For congressional budget-request figures (which may differ slightly by fiscal year labeling), see FAA FY 2027 controller hiring and training.

What this means for applicants

  • The FAA continues to plan for substantial air traffic controller hiring, but each announcement remains competitive.
  • ATSA performance still matters for most pathways, including many Enhanced AT-CTI graduates.
  • Hiring is still limited by aptitude testing, medical and security clearance, FAA Academy seats, instructors, and field training capacity.
  • Strong preparation should cover the full pathway: application materials, ATSA test prep, medical and security screening, FAA Academy air traffic controller training, and facility-based on-the-job training.
  • Plans can change with appropriations, attrition, and operational needs.

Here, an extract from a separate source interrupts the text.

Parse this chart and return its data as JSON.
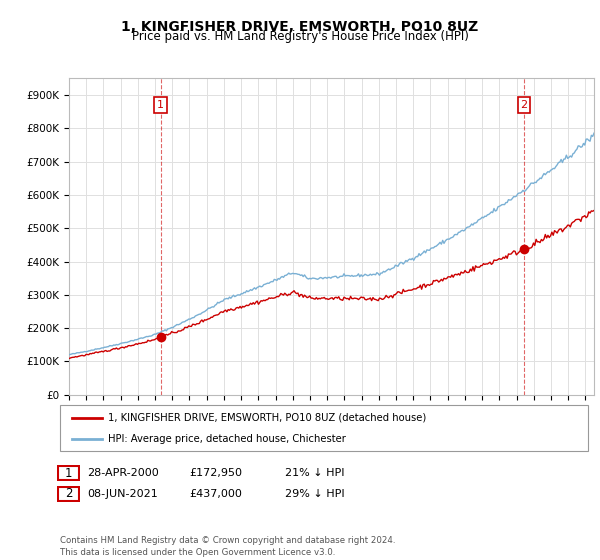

Treat these numbers as official context, not personal hiring odds.

Independent site notice: ATCPracticeTest.com is an independent preparation resource and is not affiliated with, endorsed by, or operated by the FAA. Candidates should always verify current hiring requirements, application windows, and testing procedures through official FAA and USAJOBS sources.

Preparation resources

If you are comparing commercial catalogs while researching FAA hiring, treat them as optional—not authoritative.

You may skim: FEAST-style practice, NAV CANADA–oriented prep, and FEAST 2–oriented notes from JobTestPrep. Publisher: JobTestPrep.

Compare paid products using our guides: Best ATSA Practice Tests, JobTestPrep ATSA Review, SkyTest Review, and ATC Preparation Review. For ATSA-style interactive practice: ATC Preparation ATSA software. If you also research FEAST pathways, See our SkyTest Review and SkyTest® FEAST editions: European ATCO, UK & Ireland, and Germany, Austria & Switzerland. Always verify current vendor details before purchasing.

Bottom line

The FAA hiring process is structured, competitive, and highly procedural. The best preparation is to understand the steps early, keep official documents ready, prepare seriously for the ATSA, and treat every deadline as firm.